FERNANDO, O CIGANO

FERNANDO, O CIGANO (parte I)

Duas da tarde, preparava a agenda e a pauta da semana.

Toca o celular:

– Alô...

– É o doutor?

– Sim, quem é?

– É o Argentino... Escuta, aconteceu um caso aqui e estão

querendo levar o veículo pra a delegacia e prender duas pessoas...
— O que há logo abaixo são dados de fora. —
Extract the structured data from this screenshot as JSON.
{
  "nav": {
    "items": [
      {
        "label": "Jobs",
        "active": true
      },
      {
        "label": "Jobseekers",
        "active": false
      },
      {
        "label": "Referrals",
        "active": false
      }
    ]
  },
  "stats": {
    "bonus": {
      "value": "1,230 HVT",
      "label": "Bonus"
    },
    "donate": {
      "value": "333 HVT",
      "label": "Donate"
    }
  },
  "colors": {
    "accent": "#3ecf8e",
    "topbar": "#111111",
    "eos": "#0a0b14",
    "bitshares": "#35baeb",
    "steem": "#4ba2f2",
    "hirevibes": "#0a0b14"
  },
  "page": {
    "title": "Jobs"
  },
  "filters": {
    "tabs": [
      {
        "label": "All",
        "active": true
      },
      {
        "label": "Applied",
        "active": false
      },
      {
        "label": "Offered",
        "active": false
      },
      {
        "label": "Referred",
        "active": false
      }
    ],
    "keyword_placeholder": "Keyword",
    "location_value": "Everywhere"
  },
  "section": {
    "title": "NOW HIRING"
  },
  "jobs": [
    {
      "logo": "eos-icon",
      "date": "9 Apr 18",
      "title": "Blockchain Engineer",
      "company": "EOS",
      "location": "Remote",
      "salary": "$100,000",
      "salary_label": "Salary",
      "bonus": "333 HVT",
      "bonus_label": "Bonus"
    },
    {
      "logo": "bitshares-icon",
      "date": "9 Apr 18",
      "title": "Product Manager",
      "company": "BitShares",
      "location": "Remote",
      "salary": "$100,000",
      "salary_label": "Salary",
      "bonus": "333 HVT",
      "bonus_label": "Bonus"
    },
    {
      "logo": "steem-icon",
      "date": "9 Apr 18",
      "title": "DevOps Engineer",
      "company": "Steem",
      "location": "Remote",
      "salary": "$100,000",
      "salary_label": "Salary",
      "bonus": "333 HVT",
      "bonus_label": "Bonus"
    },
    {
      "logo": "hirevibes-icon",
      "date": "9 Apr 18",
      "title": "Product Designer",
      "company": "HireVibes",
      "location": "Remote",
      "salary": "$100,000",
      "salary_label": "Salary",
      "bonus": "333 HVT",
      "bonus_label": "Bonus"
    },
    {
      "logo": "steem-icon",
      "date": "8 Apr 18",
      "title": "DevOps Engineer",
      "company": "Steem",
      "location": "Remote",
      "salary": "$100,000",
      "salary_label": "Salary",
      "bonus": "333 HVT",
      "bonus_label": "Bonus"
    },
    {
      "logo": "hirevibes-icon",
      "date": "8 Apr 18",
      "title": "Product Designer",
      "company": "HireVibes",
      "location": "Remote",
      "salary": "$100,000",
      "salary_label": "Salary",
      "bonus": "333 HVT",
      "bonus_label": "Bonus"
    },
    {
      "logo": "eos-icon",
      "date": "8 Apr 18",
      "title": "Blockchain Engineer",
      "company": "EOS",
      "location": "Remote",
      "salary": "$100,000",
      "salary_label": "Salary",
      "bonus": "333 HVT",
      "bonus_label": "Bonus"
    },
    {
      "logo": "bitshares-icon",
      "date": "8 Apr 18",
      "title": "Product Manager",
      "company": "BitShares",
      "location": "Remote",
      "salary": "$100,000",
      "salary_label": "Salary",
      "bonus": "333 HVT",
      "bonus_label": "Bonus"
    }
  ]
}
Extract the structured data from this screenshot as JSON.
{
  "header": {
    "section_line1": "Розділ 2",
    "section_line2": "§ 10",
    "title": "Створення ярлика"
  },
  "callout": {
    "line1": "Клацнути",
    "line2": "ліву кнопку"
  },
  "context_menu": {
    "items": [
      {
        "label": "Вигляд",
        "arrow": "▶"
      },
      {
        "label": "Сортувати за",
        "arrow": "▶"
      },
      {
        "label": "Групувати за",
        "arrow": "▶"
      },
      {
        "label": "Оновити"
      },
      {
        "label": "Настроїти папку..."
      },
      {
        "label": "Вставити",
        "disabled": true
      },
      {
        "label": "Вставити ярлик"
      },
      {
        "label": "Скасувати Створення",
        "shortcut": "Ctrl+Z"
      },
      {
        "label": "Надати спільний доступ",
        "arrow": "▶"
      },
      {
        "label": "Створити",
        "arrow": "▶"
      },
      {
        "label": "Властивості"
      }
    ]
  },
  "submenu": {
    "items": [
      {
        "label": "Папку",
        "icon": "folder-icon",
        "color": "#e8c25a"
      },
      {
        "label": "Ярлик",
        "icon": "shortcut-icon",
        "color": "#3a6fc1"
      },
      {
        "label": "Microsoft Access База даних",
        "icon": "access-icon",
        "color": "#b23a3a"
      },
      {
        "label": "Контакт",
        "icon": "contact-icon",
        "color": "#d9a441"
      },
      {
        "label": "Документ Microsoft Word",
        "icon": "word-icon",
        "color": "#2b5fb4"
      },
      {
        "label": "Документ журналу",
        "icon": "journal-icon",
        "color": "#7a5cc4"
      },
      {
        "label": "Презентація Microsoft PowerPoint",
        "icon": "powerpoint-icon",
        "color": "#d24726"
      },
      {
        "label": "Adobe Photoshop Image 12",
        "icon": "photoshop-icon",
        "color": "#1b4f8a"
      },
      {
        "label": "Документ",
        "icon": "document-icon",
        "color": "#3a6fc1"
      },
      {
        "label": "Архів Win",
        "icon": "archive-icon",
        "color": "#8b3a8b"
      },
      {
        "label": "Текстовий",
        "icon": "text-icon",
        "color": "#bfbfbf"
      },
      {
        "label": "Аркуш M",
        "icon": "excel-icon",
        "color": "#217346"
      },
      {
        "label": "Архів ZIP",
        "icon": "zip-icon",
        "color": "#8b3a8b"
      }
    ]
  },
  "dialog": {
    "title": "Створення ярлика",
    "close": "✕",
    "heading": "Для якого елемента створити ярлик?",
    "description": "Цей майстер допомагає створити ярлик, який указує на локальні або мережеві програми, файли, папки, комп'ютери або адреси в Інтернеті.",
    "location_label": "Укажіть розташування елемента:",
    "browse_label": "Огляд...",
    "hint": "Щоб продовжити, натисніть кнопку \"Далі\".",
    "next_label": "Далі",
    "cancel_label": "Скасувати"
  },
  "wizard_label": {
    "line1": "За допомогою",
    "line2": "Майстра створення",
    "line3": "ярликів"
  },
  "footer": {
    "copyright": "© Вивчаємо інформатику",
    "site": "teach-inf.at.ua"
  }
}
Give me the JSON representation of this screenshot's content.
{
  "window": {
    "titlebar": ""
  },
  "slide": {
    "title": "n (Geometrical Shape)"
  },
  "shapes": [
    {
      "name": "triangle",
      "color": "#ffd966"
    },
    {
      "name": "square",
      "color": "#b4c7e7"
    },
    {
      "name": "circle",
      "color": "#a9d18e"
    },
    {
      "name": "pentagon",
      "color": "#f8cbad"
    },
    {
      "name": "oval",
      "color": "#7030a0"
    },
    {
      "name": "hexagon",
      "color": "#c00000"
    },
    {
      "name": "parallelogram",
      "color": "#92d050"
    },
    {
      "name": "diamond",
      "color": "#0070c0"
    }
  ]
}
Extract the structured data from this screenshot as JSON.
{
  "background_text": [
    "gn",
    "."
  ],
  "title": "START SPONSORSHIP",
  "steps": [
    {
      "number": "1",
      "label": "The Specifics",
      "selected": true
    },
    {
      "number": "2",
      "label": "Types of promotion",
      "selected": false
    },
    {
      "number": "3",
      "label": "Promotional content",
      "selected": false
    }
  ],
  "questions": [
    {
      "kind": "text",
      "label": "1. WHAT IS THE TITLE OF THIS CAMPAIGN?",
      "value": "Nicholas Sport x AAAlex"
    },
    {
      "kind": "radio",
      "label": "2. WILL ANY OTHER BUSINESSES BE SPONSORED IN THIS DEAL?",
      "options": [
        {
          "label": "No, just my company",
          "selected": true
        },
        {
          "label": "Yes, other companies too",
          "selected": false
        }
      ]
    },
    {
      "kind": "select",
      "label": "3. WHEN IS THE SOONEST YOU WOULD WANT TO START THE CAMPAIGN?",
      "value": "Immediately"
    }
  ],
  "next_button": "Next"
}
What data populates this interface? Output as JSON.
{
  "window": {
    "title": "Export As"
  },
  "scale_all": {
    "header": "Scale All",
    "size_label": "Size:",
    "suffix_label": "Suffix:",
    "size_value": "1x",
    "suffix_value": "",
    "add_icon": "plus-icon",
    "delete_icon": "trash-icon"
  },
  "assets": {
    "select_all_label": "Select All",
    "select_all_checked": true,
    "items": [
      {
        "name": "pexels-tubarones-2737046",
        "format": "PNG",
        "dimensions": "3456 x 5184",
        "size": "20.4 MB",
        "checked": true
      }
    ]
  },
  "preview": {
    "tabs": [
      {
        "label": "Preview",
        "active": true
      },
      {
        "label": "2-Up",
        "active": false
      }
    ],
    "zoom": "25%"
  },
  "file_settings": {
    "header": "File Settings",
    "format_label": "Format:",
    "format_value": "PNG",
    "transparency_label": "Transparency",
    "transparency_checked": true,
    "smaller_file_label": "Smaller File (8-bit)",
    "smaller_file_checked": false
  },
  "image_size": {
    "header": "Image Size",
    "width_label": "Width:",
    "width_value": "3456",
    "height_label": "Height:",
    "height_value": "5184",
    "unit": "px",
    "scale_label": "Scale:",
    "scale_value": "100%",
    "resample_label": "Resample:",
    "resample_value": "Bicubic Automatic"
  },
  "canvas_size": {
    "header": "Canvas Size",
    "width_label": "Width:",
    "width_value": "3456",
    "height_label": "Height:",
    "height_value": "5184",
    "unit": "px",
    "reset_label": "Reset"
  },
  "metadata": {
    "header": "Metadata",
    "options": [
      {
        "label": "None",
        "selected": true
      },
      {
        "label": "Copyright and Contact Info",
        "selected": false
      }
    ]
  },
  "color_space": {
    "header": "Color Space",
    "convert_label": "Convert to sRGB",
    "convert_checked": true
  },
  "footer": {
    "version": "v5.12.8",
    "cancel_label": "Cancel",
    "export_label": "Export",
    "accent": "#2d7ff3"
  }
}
O senhor pode vir até aqui agora... É na Ponte do Piqueri...

O senhor vai receber...

– Ponte do Piqueri...O senhor está ligando para mim como?

Quem indicou?

– Me deram o seu cartão. O pai do menino que estão

querendo levar está aqui, quer falar com ele... Pode vir, a

gente paga.... É na Ponte do Piqueri, na Marginal do Tietê... Eu

espero o senhor ali perto da Polícia Federal, ao lado da banca de

jornal, estou de camisa marrom... O senhor pode vir agora, já

estão sendo levados, o senhor vem de carro, a gente paga o seu

serviço...

– Está bem, eu vou. Em meia hora estarei aí, vou em um

carro branco.

De onde estava, para chegar à Marginal do Tietê o melhor

caminho era pela Marginal do rio Pinheiros. Já na Tietê, sentido

Dutra, entrei na alça de acesso da Ponte do Piqueri. Vi o prédio

da PF do lado esquerdo e a banca de jornal. Tentava localizar o

homem de camisa marrom.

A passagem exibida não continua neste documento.